Dave, admiring them both.
The broom man
August 24, 2005
For a dozen years I have jogged or walked up and down south 22nd Street, communing with rabbits, squirrels, dogs, and our mutual Maker. I usually see a few humans, too, jogging, walking, biking, sitting on porches, or working in their yards. One of these nodding acquaintances is “the broom man.” He lives on the corner of 22nd and Washington, and I often see him puttering about in his yard. He is probably about my age, pleasant, stocky, bandy-legged, sandy-haired, always willing to pause in his exertions and exchange a word or two.
Lately, I have found him vigorously wielding a cane kitchen broom, well out in the street in front of his house, sweeping away at I know not what. Whether wielding a broom in the street or a rake in the yard, I know exactly what comes next. He will hold the broom out toward me and say, “Here. You do this for a while.” I protest that I don’t want to deprive him of his exercise, give him a farewell wave, and continue on.
I really ought to stop long enough to get acquainted, but maybe we are both better off knowing each other only in passing mode. But, then again, . . . .
Dave, never sure about these things
Uncle Gus
August 22, 2005
Aurelius Augustinus died in 430 AD, but he is on my short list of heroes, sort of a spiritual favorite uncle. He was a philosopher and a great Christian bishop, perhaps best known for his The Confessions of Saint Augustine. This little classic tells the life story of a young man both blessed and tormented by a brilliant mind, grasping for spiritual certainty, yielding to the pleasures of a profligate life, until he finally abandoned the profession of Rhetoric and devoted his life to God.

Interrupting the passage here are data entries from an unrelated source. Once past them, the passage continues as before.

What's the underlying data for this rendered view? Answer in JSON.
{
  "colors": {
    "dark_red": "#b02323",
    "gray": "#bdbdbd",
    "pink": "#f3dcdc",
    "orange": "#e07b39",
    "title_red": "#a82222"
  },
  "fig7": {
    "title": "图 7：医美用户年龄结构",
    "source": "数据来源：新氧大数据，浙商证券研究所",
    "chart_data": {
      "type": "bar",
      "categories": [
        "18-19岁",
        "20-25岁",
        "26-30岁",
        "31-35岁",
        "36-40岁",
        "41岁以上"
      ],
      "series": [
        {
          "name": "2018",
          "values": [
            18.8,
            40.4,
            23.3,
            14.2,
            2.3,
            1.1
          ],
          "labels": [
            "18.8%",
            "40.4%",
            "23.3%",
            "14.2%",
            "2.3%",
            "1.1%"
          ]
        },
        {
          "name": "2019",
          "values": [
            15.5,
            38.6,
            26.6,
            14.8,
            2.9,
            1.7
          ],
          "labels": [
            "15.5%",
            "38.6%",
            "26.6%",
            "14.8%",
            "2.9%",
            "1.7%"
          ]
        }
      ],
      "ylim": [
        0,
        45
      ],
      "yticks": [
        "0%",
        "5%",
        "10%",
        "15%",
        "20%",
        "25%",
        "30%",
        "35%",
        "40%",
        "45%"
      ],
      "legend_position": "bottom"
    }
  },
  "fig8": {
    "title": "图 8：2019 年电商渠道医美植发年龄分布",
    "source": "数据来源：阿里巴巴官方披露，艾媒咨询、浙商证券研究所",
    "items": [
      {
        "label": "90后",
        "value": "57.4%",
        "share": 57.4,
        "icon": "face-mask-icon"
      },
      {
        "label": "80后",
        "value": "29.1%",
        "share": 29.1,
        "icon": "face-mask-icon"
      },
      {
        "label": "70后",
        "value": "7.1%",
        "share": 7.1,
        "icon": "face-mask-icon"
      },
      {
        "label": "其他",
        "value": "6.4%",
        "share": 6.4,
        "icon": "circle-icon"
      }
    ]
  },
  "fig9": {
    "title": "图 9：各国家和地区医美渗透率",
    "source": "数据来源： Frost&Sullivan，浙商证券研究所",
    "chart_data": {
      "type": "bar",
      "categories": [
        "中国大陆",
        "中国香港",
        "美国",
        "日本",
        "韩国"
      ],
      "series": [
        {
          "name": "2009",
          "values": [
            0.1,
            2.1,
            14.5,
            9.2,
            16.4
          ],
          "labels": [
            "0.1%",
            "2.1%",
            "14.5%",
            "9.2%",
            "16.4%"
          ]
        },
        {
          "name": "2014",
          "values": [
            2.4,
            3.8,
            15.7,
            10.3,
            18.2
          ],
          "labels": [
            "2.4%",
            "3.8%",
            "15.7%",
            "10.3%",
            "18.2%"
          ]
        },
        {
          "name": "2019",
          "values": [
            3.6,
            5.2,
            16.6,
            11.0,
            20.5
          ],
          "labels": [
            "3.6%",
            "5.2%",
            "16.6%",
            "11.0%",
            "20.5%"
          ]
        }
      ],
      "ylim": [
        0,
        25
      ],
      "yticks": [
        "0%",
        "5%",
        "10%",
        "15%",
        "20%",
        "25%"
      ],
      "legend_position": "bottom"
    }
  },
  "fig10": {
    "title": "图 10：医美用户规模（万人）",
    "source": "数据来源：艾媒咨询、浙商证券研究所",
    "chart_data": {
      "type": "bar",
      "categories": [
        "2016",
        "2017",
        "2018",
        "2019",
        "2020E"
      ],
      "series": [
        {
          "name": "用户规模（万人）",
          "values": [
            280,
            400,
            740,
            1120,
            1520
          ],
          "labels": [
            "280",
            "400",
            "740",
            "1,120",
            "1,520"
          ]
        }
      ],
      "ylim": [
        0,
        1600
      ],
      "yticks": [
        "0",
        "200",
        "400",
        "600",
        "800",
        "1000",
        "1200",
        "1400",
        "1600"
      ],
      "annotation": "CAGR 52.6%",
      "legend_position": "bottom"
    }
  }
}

All the while, his godly mother Monica never ceased to pray that her son would come to faith in God.
There’s something in Augustine’s pilgrimage for everyone, especially those of us who seek a rational basis for faith in God.
As Augustine’s faith matured, he started taking on skeptics who were asking questions like, “What did God do before He created the heaven and the earth?” Whether his arguments are still persuasive in these days of scientists vs. creationists is really beside the point. I think that every generation must wrestle with the idea of linear history for themselves, since it is ultimately a matter of faith, but we also can benefit greatly from the struggles of those who have gone before us.

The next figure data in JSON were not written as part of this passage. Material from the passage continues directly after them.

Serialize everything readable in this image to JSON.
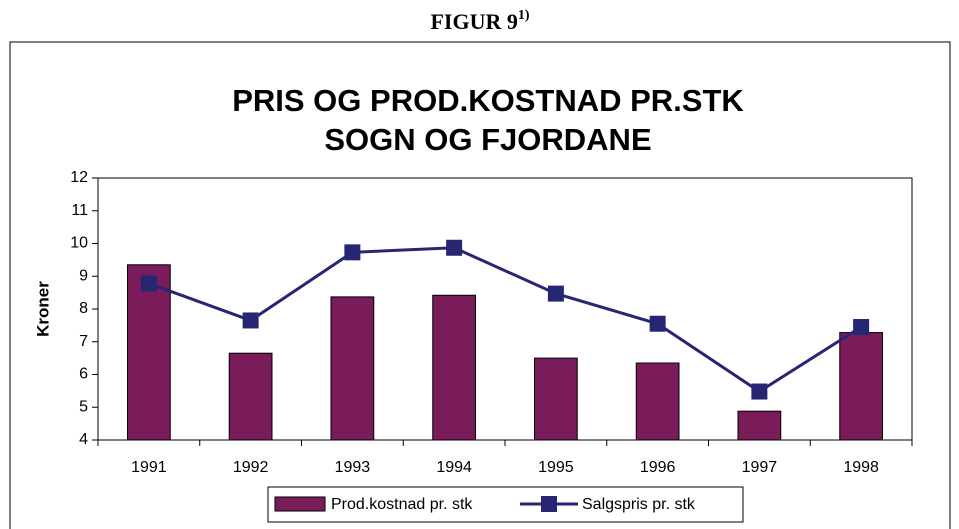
{
  "chart_data": {
    "type": "bar_line",
    "figure_label": "FIGUR 9",
    "figure_note": "1)",
    "title": [
      "PRIS OG PROD.KOSTNAD PR.STK",
      "SOGN OG FJORDANE"
    ],
    "y_label": "Kroner",
    "categories": [
      "1991",
      "1992",
      "1993",
      "1994",
      "1995",
      "1996",
      "1997",
      "1998"
    ],
    "series": [
      {
        "name": "Prod.kostnad pr. stk",
        "type": "bar",
        "color": "#7b1c5a",
        "values": [
          9.35,
          6.65,
          8.37,
          8.42,
          6.5,
          6.35,
          4.88,
          7.28
        ]
      },
      {
        "name": "Salgspris pr. stk",
        "type": "line",
        "color": "#262673",
        "values": [
          8.78,
          7.65,
          9.73,
          9.87,
          8.47,
          7.55,
          5.48,
          7.45
        ]
      }
    ],
    "ylim": [
      4,
      12
    ],
    "yticks": [
      4,
      5,
      6,
      7,
      8,
      9,
      10,
      11,
      12
    ],
    "grid": false,
    "legend": "bottom"
  }
}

Fr. Harold Gardiner nailed it in his introduction to a 1957 edition of The Confessions when he said, “He speaks to the atomic age as mightily and sweetly as he spoke to the age of dying Roman imperialism because ‘heart speaketh to heart,’ and if ever there was a great heart to speak, it was his, and if ever there are small and frightened hearts who need his words, they are ours.”

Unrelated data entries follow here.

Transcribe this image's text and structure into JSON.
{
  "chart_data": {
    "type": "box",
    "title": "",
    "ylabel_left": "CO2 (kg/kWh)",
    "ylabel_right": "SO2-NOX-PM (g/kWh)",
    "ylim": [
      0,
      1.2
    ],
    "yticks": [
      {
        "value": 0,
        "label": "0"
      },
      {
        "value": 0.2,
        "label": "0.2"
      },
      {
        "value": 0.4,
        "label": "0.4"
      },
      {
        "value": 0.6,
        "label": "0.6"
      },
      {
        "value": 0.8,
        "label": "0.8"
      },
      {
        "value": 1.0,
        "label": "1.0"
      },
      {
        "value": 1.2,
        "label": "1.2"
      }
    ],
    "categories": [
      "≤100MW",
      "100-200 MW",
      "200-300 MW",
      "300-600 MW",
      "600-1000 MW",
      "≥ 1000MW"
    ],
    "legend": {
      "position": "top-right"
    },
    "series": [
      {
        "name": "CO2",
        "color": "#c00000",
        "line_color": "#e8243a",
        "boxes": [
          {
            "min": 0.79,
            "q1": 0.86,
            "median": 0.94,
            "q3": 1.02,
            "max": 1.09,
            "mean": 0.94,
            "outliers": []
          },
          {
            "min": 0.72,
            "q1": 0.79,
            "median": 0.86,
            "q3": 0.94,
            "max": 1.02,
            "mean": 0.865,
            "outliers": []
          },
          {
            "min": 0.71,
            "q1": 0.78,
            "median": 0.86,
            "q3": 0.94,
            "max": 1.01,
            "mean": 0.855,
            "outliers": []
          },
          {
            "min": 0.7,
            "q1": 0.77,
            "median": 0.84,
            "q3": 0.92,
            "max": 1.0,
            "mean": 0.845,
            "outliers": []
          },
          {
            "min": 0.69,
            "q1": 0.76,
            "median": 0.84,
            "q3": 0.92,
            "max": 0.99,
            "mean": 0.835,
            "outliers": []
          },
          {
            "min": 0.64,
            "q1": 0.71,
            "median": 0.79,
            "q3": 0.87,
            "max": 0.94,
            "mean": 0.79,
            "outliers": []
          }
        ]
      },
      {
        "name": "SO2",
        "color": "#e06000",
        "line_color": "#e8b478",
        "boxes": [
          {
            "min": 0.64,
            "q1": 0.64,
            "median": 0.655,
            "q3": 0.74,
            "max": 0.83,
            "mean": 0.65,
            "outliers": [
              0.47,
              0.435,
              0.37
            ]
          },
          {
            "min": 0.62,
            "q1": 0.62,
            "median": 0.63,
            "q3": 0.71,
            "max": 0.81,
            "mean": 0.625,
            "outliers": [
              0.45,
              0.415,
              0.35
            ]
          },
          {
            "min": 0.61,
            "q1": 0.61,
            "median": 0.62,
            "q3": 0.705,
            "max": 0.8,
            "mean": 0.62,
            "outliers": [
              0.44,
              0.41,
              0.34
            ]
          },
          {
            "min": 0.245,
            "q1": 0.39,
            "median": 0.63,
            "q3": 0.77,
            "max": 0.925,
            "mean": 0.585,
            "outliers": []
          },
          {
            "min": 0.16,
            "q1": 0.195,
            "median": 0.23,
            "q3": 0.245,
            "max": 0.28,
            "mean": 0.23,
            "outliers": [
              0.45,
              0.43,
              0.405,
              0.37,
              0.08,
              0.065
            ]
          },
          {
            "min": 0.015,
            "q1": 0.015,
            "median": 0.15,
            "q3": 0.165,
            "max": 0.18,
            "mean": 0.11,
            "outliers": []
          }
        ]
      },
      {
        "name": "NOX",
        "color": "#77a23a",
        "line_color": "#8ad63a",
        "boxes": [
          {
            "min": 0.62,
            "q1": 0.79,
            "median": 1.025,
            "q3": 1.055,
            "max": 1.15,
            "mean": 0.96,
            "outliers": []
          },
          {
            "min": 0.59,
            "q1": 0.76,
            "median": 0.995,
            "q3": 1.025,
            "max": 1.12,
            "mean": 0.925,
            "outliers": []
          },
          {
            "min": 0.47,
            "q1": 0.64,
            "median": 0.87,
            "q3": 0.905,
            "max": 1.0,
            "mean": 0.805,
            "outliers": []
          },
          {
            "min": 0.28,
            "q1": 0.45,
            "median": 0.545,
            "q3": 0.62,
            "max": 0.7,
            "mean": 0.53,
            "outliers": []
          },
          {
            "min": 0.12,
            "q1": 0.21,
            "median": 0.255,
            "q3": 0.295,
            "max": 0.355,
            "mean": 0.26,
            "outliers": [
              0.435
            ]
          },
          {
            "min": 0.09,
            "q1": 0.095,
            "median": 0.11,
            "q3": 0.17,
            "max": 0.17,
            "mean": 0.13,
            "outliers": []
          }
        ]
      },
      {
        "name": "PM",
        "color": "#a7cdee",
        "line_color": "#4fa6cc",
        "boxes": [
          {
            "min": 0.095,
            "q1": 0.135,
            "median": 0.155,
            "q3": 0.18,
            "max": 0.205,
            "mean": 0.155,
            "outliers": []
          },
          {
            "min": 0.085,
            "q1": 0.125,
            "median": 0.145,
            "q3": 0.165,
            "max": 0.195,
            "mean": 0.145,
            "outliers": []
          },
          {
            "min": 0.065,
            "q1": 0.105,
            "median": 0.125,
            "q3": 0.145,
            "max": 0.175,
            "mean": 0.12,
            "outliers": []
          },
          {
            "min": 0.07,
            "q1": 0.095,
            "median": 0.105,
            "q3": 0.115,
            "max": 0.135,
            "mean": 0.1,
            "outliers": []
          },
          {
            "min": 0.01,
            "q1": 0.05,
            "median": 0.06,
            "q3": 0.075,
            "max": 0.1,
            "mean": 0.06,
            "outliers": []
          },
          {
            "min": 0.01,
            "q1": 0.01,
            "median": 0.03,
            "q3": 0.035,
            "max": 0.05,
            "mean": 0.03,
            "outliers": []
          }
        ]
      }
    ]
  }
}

Dave, in debt to “Uncle Gus.”
Pascal’s wager
August 21, 2005
Most of us have very few completely original thoughts. We “stand on the shoulders of the giants” who went before us and do our best to extrapolate (an excellent example of an unoriginal thought itself).
One of my “giants” is Blaise Pascal. One of these days I’ll talk a little about his remarkable life, but here I want to recall Pascal’s Wager, partly because I have trouble remembering it. Here it is:
If God does not exist, one will lose nothing by believing in him, while if he does exist, one will lose everything by not believing.
Pascal’s logical conclusion was that …we are compelled to gamble…
A good Sunday thought-starter, eh?
A bit of Pascal trivia: Shortly after Pascal had proven to his own satisfaction that a vacuum existed, Descartes wrote, rather cruelly, …has too much vacuum in his head.
Dave, continually battling the vacuum in his head.